Universalis
Friday 25 October 2024    (other days)
Friday of week 29 in Ordinary Time 

Using calendar: England - Portsmouth - Isle of Wight. You can change this.

Give thanks to the Lord, for his great love is without end.

Year: B(II). Psalm week: 1. Liturgical Colour: Green.

Other saints: Frei Galvão (1739-1822)

Brazil
Antônio Galvão was born in the state of São Paulo to a deeply religious family of high social and political status. He was educated by the Jesuits from the age of 13, but although he wanted to become a Jesuit this was judged inopportune because of official persecution of the order (which was suppressed in the Portuguese Empire in 1759). Instead, at the age of 16, Galvão joined the Franciscans and took the name of ‘Anthony of St Anne’ in honour of his family’s devotion to that saint.
  He was ordained a priest in 1762 and transferred to São Paulo, where, with only brief intervals, he spent the rest of his life. He was revered as a confessor and a healer, and popular devotion to him was such that both ecclesiastical postings and governmental decrees that would have taken him away from São Paulo soon had to be rescinded. He died there on 23 December 1822, at the Recollect House (a hermitage which he had served and defended since 1769).
  He was beatified in 1998 by Pope John Paul II and canonized by Pope Benedict XVI on 11 May 2007 during his visit to Brazil.

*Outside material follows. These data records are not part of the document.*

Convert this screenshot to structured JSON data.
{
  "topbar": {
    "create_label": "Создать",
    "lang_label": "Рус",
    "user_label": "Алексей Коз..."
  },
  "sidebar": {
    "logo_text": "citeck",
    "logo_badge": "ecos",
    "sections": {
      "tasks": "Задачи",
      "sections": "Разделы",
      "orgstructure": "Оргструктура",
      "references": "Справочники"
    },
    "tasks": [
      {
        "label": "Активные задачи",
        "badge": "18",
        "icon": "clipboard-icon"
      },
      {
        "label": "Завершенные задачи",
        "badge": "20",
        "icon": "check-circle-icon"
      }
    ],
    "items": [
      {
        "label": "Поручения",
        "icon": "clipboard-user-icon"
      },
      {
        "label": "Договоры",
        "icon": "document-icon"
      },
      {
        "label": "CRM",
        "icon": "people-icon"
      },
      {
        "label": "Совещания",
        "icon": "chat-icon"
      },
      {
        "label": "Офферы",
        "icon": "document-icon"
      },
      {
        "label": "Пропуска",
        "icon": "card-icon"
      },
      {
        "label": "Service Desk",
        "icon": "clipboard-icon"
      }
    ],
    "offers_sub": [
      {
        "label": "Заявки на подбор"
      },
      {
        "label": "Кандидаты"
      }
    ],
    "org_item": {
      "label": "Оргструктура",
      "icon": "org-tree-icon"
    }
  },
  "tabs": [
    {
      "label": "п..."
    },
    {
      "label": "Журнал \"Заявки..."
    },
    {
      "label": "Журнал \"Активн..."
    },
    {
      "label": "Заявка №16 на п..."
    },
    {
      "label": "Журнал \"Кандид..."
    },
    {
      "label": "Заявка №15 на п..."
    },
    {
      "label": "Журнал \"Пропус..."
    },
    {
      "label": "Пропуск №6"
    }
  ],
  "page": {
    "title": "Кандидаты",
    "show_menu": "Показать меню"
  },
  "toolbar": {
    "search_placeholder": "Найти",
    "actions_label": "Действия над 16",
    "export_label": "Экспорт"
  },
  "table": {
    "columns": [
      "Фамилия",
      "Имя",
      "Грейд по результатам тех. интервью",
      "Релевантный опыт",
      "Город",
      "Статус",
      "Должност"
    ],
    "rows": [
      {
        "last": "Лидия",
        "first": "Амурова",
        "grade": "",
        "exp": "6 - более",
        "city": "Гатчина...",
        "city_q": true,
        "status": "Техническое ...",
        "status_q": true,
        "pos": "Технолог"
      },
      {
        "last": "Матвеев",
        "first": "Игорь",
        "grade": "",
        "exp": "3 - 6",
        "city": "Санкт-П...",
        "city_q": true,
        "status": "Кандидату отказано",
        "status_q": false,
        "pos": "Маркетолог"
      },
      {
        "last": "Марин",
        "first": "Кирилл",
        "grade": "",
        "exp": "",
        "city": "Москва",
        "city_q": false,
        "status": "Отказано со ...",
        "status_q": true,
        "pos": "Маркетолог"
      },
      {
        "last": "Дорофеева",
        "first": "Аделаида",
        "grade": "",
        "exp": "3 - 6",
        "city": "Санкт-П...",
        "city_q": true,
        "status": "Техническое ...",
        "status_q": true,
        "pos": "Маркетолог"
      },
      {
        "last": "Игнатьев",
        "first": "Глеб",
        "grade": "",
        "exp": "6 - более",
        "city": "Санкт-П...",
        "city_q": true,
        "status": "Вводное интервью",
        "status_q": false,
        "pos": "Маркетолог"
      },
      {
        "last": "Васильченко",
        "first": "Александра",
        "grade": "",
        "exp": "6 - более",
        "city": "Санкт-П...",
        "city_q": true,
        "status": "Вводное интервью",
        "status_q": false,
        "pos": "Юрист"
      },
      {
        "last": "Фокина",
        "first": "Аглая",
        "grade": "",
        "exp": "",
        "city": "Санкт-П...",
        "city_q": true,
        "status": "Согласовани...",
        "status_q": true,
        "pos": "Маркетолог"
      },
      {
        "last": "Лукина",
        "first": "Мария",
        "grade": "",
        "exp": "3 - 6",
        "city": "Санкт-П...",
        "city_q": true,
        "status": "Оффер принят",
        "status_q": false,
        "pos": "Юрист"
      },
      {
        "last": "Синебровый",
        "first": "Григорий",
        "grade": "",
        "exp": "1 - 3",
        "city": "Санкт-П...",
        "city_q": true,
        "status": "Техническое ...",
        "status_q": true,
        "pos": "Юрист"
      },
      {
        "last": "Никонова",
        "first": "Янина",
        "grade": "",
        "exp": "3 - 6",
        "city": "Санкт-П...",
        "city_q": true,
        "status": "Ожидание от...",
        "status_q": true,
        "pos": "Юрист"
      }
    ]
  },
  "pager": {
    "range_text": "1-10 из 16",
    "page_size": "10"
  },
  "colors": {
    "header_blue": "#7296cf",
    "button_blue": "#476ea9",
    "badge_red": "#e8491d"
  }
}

He is the first Brazilian-born saint.

About the author of the Second Reading in today's Office of Readings:

Second Reading: St Augustine of Hippo (354 - 430)

Augustine was born in Thagaste in Africa of a Berber family. He was brought up a Christian but left the Church early and spent a great deal of time seriously seeking the truth, first in the Manichaean heresy, which he abandoned on seeing how nonsensical it was, and then in Neoplatonism, until at length, through the prayers of his mother and the teaching of St Ambrose of Milan, he was converted back to Christianity and baptized in 387, shortly before his mother’s death.
  Augustine had a brilliant legal and academic career, but after his conversion he returned home to Africa and led an ascetic life. He was elected Bishop of Hippo and spent 34 years looking after his flock, teaching them, strengthening them in the faith and protecting them strenuously against the errors of the time. He wrote an enormous amount and left a permanent mark on both philosophy and theology. His Confessions, as dazzling in style as they are deep in content, are a landmark of world literature. The Second Readings in the Office of Readings contain extracts from many of his sermons and commentaries and also from the Confessions.

Liturgical colour: green

The theological virtue of hope is symbolized by the colour green, just as the burning fire of love is symbolized by red. Green is the colour of growing things, and hope, like them, is always new and always fresh. Liturgically, green is the colour of Ordinary Time, the orderly sequence of weeks through the year, a season in which we are being neither single-mindedly penitent (in purple) nor overwhelmingly joyful (in white).

Mid-morning reading (Terce)Philippians 2:2-4
Be united in your convictions and united in your love, with a common purpose and a common mind. There must be no competition among you, no conceit; but everybody is to be self-effacing. Always consider the other person to be better than yourself, so that nobody thinks of his own interests first but everybody thinks of other people’s interests instead.

Noon reading (Sext)2 Corinthians 13:4
He was crucified through weakness, but still he lives now through the power of God. So then, we are weak, as he was, but we shall live with him, through the power of God, for your benefit.

Afternoon reading (None)Colossians 3:12-13
You are God’s chosen race, his saints; he loves you, and you should be clothed in sincere compassion, in kindness and humility, gentleness and patience. Bear with one another; forgive each other as soon as a quarrel begins. The Lord has forgiven you; now you must do the same.